Il s’est finalement résigné à amener l’imam au poste pour une nuit qu’il devra passer en garde à vue. Apprendre
par l’entremise de Nawaz Ayub Zardai qu’il serait fait « prisonnier »
a alors mis l’imam dans tous ses états. Il n’en était pas question ! Il n’avait
rien fait ! Le calmer devenant une tâche impossible, Paul a finalement dû demander
à ses agents, ce qu’il déteste faire, de le maîtriser et de l’empoigner pour l’amener
dans la voiture et le conduire au poste. Tout cet épisode attristant l’avait
mis de mauvaise humeur, et lui faisait entrevoir une enquête dure, longue et
pénible, et délicate. Lorsqu’ils avaient pu finalement faire le point avec Roxanne,
un peu plus tard, ils avaient conclu qu’il ne fallait pas trop élaborer et que
c’était mieux d’attendre au lendemain.
Le lendemain, ils avaient chacun des tâches urgentes à
accomplir : Paul était s’enquérir de l’humeur de l’imam Murama et Roxanne s’était
plongée dans les répertoires du Gouvernement.

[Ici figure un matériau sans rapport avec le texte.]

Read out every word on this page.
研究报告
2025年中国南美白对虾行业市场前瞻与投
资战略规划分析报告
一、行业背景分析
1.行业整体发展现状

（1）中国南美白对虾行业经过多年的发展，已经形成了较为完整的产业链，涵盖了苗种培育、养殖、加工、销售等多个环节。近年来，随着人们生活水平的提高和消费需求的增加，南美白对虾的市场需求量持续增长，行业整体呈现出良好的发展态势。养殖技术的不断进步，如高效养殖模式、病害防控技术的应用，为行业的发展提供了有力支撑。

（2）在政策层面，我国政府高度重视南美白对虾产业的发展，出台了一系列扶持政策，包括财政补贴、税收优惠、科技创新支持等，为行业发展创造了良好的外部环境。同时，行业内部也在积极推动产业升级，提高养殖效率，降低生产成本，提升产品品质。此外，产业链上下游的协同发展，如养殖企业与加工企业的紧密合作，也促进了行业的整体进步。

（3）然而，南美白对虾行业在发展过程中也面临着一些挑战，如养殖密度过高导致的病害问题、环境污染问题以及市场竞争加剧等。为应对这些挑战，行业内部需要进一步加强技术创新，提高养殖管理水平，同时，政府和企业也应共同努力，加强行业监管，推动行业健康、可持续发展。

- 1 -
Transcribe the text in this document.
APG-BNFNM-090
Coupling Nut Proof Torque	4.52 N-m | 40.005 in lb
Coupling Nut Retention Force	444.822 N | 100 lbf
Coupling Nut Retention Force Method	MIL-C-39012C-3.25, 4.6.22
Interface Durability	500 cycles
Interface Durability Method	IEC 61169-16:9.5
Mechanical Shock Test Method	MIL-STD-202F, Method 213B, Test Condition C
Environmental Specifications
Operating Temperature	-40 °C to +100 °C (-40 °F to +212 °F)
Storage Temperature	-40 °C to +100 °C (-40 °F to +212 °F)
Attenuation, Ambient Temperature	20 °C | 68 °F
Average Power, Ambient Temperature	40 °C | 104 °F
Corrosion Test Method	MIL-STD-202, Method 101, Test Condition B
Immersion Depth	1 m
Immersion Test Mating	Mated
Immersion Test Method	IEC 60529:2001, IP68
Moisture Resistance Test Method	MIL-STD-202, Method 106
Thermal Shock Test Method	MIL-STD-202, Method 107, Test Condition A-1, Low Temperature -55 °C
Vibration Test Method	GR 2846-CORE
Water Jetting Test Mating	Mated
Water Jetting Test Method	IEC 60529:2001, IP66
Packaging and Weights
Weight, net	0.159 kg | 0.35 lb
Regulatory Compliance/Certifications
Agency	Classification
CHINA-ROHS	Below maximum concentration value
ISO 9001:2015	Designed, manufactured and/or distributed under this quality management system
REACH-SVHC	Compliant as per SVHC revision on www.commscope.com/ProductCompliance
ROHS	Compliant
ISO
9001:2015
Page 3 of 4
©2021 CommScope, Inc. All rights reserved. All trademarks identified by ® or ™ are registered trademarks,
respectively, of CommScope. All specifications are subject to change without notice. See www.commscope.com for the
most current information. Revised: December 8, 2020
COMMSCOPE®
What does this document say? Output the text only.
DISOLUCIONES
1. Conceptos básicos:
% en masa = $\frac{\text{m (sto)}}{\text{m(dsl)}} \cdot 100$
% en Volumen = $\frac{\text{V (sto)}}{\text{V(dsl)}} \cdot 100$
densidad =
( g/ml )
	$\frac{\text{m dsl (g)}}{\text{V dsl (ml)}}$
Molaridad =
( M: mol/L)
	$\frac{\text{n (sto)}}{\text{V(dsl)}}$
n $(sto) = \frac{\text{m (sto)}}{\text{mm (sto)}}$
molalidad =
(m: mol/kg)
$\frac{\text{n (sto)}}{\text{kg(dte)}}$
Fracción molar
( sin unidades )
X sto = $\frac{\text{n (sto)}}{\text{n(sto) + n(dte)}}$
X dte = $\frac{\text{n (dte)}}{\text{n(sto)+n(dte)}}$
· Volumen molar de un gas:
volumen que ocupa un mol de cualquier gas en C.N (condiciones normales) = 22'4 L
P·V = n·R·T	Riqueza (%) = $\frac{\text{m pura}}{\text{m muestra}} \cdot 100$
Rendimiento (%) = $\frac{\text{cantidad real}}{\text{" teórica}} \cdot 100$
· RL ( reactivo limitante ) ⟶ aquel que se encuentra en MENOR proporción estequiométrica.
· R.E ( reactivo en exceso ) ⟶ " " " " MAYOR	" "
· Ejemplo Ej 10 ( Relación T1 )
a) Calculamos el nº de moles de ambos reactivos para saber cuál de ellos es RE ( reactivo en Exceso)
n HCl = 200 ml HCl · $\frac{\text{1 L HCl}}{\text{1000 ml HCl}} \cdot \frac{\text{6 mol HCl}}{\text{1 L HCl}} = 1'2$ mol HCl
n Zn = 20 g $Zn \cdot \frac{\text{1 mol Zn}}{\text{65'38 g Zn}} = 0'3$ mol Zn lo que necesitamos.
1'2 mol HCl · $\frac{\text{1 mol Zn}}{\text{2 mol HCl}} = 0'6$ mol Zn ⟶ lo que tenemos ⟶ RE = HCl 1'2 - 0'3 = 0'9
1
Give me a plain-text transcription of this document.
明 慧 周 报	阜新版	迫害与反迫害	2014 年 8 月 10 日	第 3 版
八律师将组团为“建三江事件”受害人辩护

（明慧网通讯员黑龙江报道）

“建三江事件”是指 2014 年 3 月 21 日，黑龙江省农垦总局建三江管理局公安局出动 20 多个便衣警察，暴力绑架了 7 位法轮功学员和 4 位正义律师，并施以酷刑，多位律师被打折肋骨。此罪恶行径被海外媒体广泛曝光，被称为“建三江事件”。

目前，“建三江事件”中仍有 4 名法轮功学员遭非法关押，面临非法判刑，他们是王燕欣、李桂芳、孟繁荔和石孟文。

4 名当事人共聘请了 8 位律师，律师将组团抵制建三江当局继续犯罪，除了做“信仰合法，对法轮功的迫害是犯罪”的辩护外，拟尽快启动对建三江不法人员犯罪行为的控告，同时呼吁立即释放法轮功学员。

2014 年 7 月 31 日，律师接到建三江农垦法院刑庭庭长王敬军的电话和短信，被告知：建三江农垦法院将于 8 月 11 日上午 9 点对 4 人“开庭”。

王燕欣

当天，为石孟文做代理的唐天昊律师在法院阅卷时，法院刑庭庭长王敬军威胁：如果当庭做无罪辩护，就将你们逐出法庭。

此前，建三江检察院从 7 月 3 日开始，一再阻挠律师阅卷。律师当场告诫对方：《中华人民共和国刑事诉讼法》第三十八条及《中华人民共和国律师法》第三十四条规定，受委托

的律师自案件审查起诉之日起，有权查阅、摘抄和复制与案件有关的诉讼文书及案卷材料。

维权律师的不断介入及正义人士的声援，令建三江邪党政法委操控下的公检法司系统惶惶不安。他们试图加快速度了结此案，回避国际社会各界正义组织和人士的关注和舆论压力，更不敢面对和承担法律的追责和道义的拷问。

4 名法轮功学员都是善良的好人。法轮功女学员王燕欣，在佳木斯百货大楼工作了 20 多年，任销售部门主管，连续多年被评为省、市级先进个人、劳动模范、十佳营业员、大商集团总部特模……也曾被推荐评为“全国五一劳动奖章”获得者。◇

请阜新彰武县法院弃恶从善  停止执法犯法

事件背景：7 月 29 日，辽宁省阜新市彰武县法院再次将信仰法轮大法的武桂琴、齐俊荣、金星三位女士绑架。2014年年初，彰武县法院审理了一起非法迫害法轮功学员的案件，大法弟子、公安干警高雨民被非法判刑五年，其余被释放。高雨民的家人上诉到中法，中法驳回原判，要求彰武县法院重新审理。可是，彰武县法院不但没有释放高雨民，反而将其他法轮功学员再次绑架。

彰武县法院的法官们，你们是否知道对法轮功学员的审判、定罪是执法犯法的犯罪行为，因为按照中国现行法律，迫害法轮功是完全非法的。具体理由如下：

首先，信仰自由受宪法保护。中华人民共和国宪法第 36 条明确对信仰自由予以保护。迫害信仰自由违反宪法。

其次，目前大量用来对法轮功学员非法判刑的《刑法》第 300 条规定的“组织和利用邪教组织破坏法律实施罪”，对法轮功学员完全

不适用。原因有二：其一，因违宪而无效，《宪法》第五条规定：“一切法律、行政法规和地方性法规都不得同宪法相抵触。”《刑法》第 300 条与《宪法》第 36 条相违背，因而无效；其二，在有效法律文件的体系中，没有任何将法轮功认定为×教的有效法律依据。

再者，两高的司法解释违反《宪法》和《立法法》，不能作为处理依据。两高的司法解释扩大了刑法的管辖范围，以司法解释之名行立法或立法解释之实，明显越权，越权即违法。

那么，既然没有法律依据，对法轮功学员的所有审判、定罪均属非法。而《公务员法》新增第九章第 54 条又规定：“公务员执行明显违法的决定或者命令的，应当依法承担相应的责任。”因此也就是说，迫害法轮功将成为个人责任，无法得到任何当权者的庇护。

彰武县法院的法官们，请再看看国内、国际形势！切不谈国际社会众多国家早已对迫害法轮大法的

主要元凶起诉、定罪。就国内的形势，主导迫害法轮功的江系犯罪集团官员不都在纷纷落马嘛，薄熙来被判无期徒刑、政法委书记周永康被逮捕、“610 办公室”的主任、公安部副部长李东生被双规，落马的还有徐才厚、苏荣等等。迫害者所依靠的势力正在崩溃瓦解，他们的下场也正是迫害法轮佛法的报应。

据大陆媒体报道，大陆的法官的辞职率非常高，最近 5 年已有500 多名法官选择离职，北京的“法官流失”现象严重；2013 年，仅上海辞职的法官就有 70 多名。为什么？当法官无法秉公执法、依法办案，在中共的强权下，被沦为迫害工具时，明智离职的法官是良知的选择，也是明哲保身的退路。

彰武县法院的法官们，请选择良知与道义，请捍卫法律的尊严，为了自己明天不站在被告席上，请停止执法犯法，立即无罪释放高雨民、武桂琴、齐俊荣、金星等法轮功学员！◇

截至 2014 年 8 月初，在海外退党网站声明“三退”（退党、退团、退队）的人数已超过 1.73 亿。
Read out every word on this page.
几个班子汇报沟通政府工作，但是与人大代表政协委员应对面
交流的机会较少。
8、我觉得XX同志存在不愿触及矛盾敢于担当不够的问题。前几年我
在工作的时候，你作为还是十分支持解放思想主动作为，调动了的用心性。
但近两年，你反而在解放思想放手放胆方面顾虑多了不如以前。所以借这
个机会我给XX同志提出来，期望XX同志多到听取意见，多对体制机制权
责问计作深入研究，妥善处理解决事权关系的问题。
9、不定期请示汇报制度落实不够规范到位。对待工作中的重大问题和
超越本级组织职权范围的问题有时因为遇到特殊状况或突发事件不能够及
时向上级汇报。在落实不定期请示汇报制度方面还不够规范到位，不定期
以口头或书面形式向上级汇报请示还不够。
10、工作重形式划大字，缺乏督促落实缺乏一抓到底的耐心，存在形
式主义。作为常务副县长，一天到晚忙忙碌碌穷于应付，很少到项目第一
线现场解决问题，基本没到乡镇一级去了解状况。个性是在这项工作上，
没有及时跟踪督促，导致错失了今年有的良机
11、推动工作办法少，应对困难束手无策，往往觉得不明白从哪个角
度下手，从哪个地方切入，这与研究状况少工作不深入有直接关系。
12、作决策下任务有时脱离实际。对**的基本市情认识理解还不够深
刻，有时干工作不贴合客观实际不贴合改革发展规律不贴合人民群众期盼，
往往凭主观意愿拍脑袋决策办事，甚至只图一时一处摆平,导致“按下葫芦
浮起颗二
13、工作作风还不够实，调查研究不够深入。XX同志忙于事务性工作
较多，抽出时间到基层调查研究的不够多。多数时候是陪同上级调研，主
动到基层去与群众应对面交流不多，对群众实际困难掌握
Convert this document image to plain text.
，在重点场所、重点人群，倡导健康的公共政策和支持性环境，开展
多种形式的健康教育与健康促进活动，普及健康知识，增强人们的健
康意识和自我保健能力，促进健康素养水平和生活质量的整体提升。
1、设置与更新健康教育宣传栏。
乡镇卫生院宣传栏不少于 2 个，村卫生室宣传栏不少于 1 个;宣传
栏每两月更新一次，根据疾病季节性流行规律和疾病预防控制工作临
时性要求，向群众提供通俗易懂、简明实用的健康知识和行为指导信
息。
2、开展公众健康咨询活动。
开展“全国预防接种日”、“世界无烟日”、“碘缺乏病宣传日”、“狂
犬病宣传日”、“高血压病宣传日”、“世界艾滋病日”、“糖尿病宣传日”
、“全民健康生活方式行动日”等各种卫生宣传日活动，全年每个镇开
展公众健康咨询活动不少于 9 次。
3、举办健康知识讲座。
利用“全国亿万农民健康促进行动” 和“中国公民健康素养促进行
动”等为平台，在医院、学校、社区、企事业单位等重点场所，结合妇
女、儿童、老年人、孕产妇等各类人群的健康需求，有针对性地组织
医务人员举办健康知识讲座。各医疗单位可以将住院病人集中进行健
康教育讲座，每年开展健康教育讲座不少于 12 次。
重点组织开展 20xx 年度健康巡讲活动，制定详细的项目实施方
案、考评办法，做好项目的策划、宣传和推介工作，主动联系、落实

Quand elle était venue lui dire sur
le pas de sa porte qu’elle avait trouvé une traductrice d’ourdou, Paul l’avait
remercié et ce fut tout.
Stéphanie se disait qu’elle aurait bien de
la peine à se frayer un chemin au travers une telle densité de foule.
L’un des policiers la conduit vers une
porte dérobée et la fait entrer dans le poste. Roxanne lui tend la main.
-Bonjour, je suis Stéphanie Aubut, on m’a téléphoné,
il y a une heure.
-Oui, madame, c’est moi qui vous ai appelée; on va
avoir besoin de vos services. Venez le directeur Quesnel vous attend.